Essa resposta do público demonstra que o cinema de Tarkovski não é um cinema feito para intelectuais, para a crítica, para a elite, etc. É um cinema feito para todos. Não é necessário nenhum tipo de conhecimento especial para ter uma boa experiência com os seus filmes.

Só é preciso uma pequena mudança de sensibilidade.

Um cinema contemplativo

Os filmes de Tarkovski possuem um estilo único, que expressa um olhar muito raro e uma abordagem muito característica de elementos como o tempo e o espaço.

São filmes que valorizam intensamente a duração das cenas e a composição das imagens.

Nos filmes mais atuais, por exemplo, geralmente a montagem é rápida, há muitos cortes em um curto período de tempo e a câmera também se movimenta com rapidez: são recursos da linguagem cinematográfica empregados para “prender a atenção do espectador”, para provocar uma sensação de adrenalina, pois o espectador em geral já está acostumado com uma mudança contínua em seu foco de atenção.

Os filmes de Andrei Tarkovski apresentam uma proposta diferente: as cenas são longas, a câmera se movimenta lentamente e, como consequência, o número de cortes é reduzido.

O Sacrifício

É um cinema contemplativo, pois o modo como Tarkovski constrói as suas cenas convida o espectador imergir no que está acontecendo e não apenas a “acompanhar a história que está sendo contada”.

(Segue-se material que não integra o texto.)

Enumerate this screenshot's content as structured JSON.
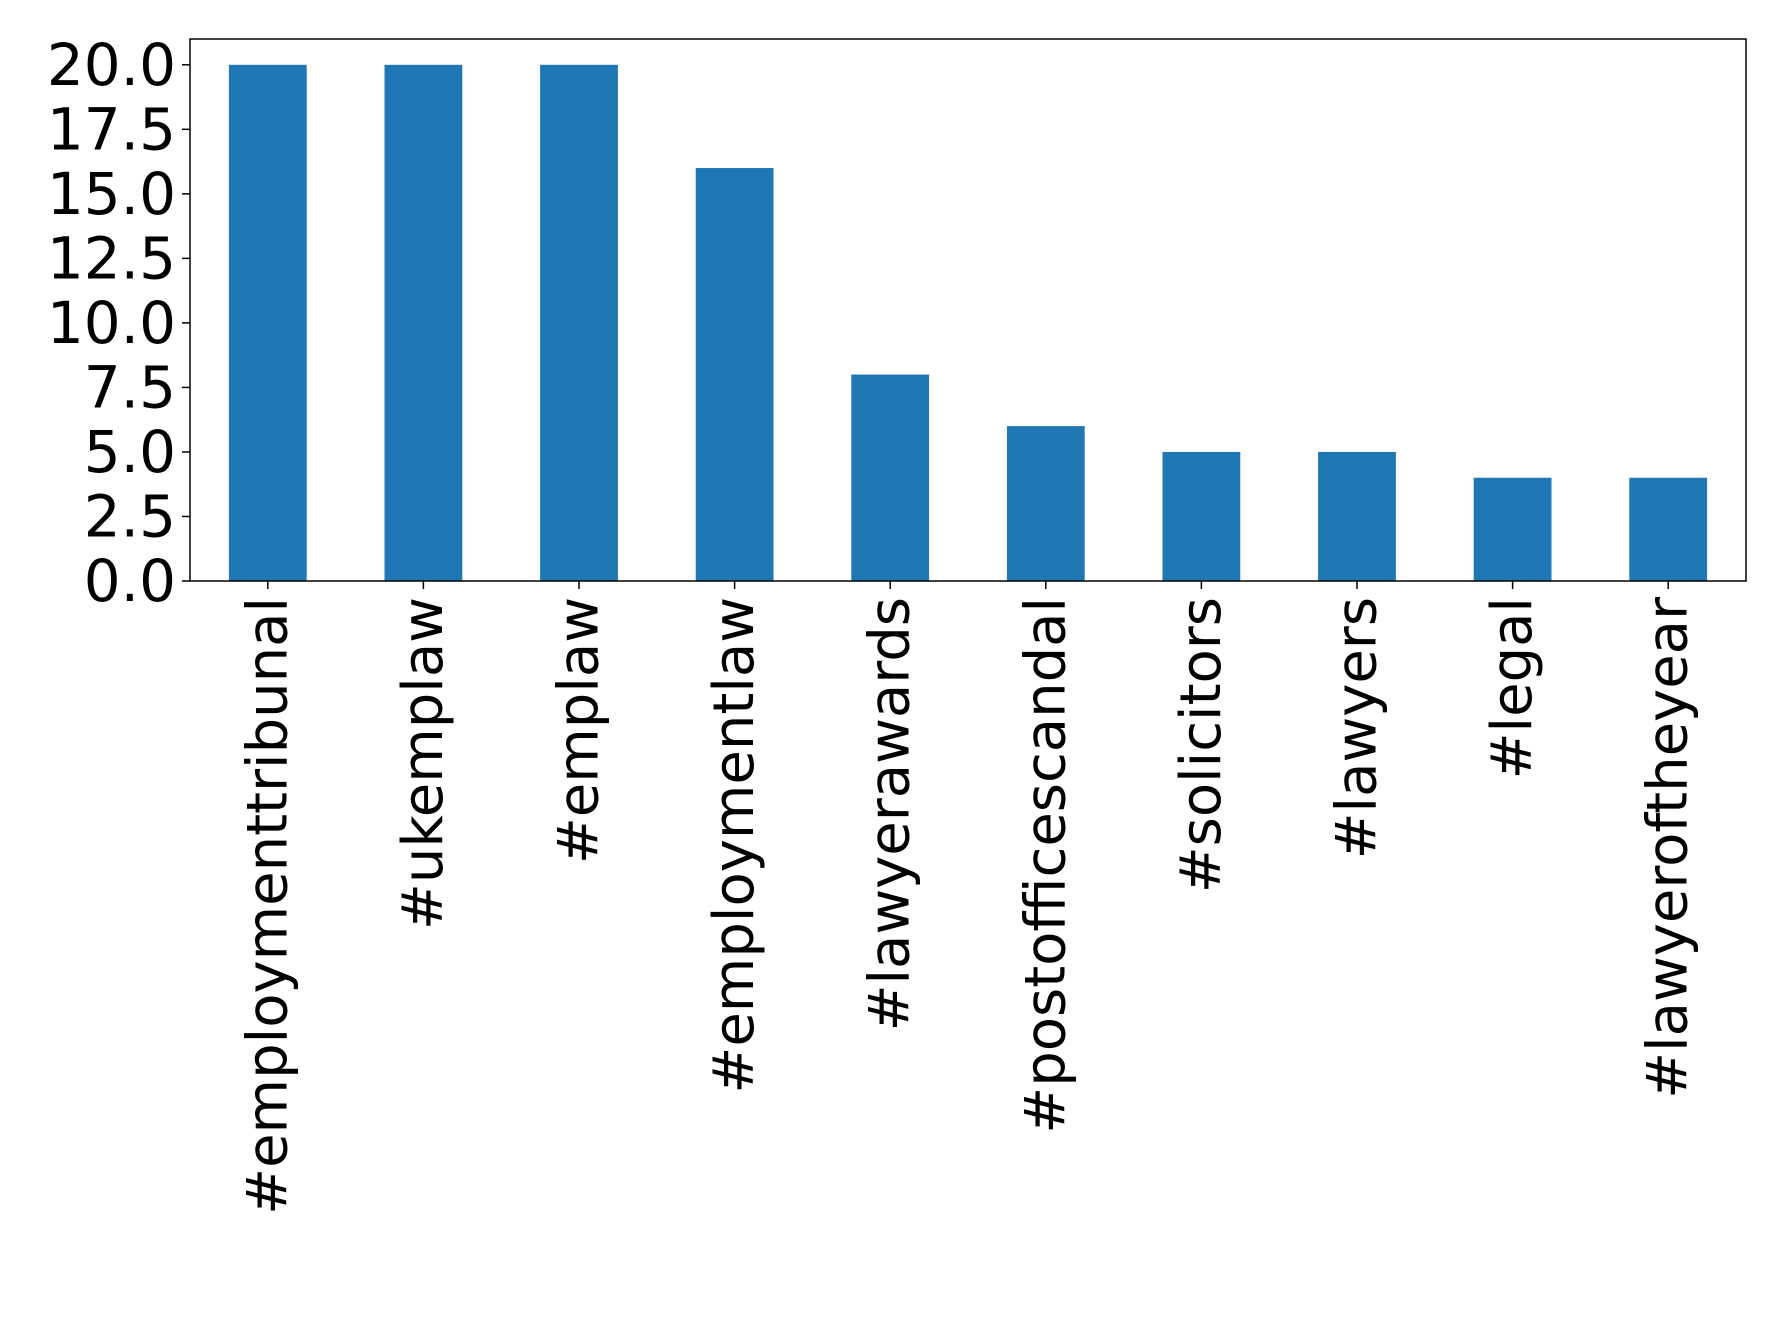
{
  "chart_data": {
    "type": "bar",
    "title": "",
    "xlabel": "",
    "ylabel": "",
    "categories": [
      "#employmenttribunal",
      "#ukemplaw",
      "#emplaw",
      "#employmentlaw",
      "#lawyerawards",
      "#postofficescandal",
      "#solicitors",
      "#lawyers",
      "#legal",
      "#lawyeroftheyear"
    ],
    "values": [
      20,
      20,
      20,
      16,
      8,
      6,
      5,
      5,
      4,
      4
    ],
    "ylim": [
      0,
      21
    ],
    "yticks": [
      "0.0",
      "2.5",
      "5.0",
      "7.5",
      "10.0",
      "12.5",
      "15.0",
      "17.5",
      "20.0"
    ],
    "grid": false,
    "legend": "none",
    "bar_color": "#1f77b4"
  }
}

Tarkovski entendia o cinema como uma arte essencialmente visual e acreditava que cada imagem precisava ser significativa. Ele acreditava que as imagens de um filme não deveriam servir apenas para “ilustrar uma narrativa”, mas deviam apresentar um significado que tivesse um valor universal.

Por isso, em seus filmes, há uma grande valorização dos elementos da natureza (o fogo, a água, o ar e a terra) e os cenários são fundamentais para a criação de sentido (a floresta em A infância de Ivan; as igrejas em Andrei Rublev; a zona morta em Stalker; as ruínas em Nostalgia; a estação espacial em Solaris, etc.).

Aliadas às características que encontramos nos filmes, as ideias desenvolvidas por Tarkovski em seu livro Esculpir o tempo e em seus Diários ajudaram a desenvolver o cinema moderno e o inscreveram em uma posição de destaque, como um dos cineastas mais originais da história.

Uma arte em diálogo com o sagrado

Para Tarkovski, a expressão artística mais genuína não podia estar separada da experiência religiosa.

O cineasta acreditava na vida espiritual como uma condição fundamental para a realização de uma arte sincera.

Em seus diários, ele escreveu: “Ainda estamos enfermos devido a uma terrível doença, cujo nome é a falta de espiritualidade, e a doença é fatal. A humanidade fez de tudo para destruir a si mesma. Inicialmente de modo moral, e a morte física é apenas o resultado disso”.

O sacrifício

As escolhas artísticas de Tarkovski são motivadas por essa visão. Em todos os seus filmes está implícita a ideia da perda da espiritualidade em contraste com o desenvolvimento tecnológico e material que a humanidade atingiu no século XX.

Nesse sentido, os filmes de Tarkovski tinham o objetivo de fazer com que o espectador se voltasse para o lado espiritual da vida. Mesmo quando as histórias retratam situações de dor e sofrimento, como a dura realidade da guerra, a fé e a esperança aparecem como um refúgio para o homem.

O diretor russo construiu um conjunto de filmes inigualável (dois deles estão na lista de filmes recomendados pelo Vaticano), que nos convida à contemplação e nos inspira a considerar a realidade com um olhar que não se restringe ao mundo material.